WAWMEasternFoxSquirrel.JPGeastern fox squirrel (Sciurus niger)
Photo © Illinois Department of Natural Resources

 Features and Behaviors

The eastern fox squirrel’s head-body length is 10 to 15 inches. It has rust-yellow body fur with light-yellow belly fur. The tail is very long and bushy.

The eastern fox squirrel may be found statewide in Illinois. This mammal lives in forest edges, woodlots, fencerows and oak tree clusters.

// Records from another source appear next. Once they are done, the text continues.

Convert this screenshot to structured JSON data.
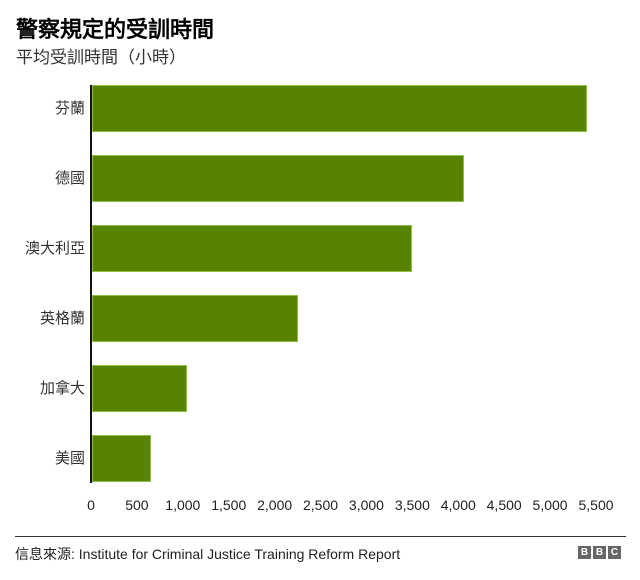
{
  "header": {
    "title": "警察規定的受訓時間",
    "subtitle": "平均受訓時間（小時）"
  },
  "chart_data": {
    "type": "bar",
    "orientation": "horizontal",
    "title": "警察規定的受訓時間",
    "subtitle": "平均受訓時間（小時）",
    "xlabel": "",
    "ylabel": "",
    "categories": [
      "芬蘭",
      "德國",
      "澳大利亞",
      "英格蘭",
      "加拿大",
      "美國"
    ],
    "values": [
      5400,
      4060,
      3500,
      2250,
      1050,
      650
    ],
    "xlim": [
      0,
      5500
    ],
    "x_ticks": [
      "0",
      "500",
      "1,000",
      "1,500",
      "2,000",
      "2,500",
      "3,000",
      "3,500",
      "4,000",
      "4,500",
      "5,000",
      "5,500"
    ],
    "x_tick_values": [
      0,
      500,
      1000,
      1500,
      2000,
      2500,
      3000,
      3500,
      4000,
      4500,
      5000,
      5500
    ],
    "grid": false,
    "legend": null,
    "bar_color": "#588300"
  },
  "footer": {
    "source": "信息來源: Institute for Criminal Justice Training Reform Report",
    "logo_letters": [
      "B",
      "B",
      "C"
    ]
  }
}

The eastern fox squirrel is also an inhabitant of cities. It is not commonly found in any area with gray squirrels. The eastern fox squirrel consumes fruits, tree buds, hickory nuts, acorns, walnuts, Osage orange fruits, corn, flowers, leaves, fungi and insects. The type of food eaten depends on the season and availability. It will store foods if any are available in ample supply. This mammal is active early in the morning and late in the evening, in trees and on the ground. This squirrel is known to swim. It does not hibernate but may sleep for several consecutive days in winter. It may build a leaf nest or use a tree cavity or manmade nest box for shelter and raising young. The eastern fox squirrel makes a series of sounds, but the “bark” is the most commonly used. There are two mating seasons, one in early winter and one in late spring. Females two years old and older produce two litters per year. Females about one year old usually breed once in a year. Two to four young are born after a gestation period of about six weeks. Young nurse for about two months.